Джиллиан провела у них больше времени, чем собиралась изначально. Вышла с отцом в сад, он показывал кусты, которые собственноручно посадил. Потом они все втроем опять сидели в гостиной, читали. В бывшей своей комнате Джиллиан прилегла отдохнуть. Мать хлопотала на кухне – готовила ужин. Отец сновал по дому, будто искал что-то и не мог найти. Иногда заходя к нему в мастерскую, Джиллиан отмечала, что на работе он совсем другой человек – вспыльчивый, но жизнерадостный и отзывчивый. А дома он походил скорее на раненого зверя, рыщущего в поисках укрытия.
– Значит, ты не против, если мы на той неделе уедем кататься на лыжах? – спросила мать.
– Да нет же, – ответила Джиллиан, – операция неопасная. А мое новое лицо вы все равно скоро увидите.
– Почему бы и тебе потом не уехать куда-нибудь в горы или на море?
– Одной?! – возмутилась Джиллиан и ушла в гостиную со стаканами в руках: она накрывала на стол.
Вернулась в кухню, а мать поглядывает на нее с опаской. Но Джиллиан больше ничего не сказала. После ужина они посмотрели вечерние новости.
– Ну, я пошла, – объявила Джиллиан.
Родители ее не задерживали. Проводили до двери, мать обняла ее, отец крепко пожал ей руку.
– Смотрите, ноги там не переломайте! – весело крикнула она, садясь в машину. Развернувшись, взглянула назад, на дом. Дверь закрыта.
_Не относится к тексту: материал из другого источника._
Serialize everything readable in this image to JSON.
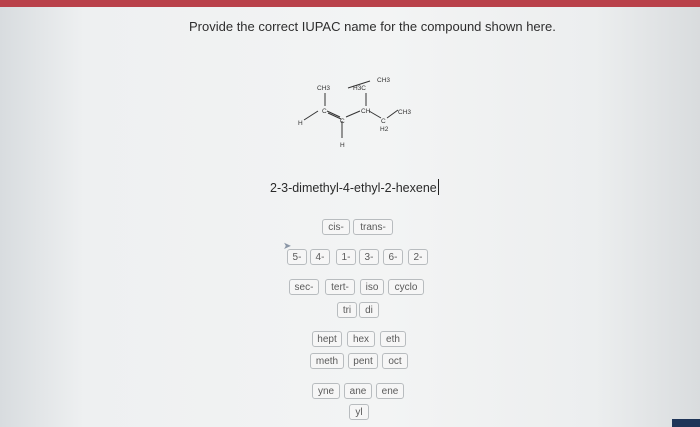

Вечером она проверила почту, но в ящике Фрекен Жюли новых сообщений не было.
* * *
Эсэмэска, посланная ей Хубертом вслед за демонстрацией своих картин, показалась Джиллиан обидной. Так прямо и спросил, не ожидала ли она большего. Две недели Джиллиан не выходила с ним на связь, он тоже явно выжидал. Маттиас все спрашивал, что с ней такое, но она только головой качала в ответ, мол, дел невпроворот, половина редакции разъехалась на осенние каникулы.
В конце концов Джиллиан написала Хуберту мейл, упрекая в том, что он якобы ее использовал. «Не каждая из тех, кого ты заманил в мастерскую, станет для тебя раздеваться».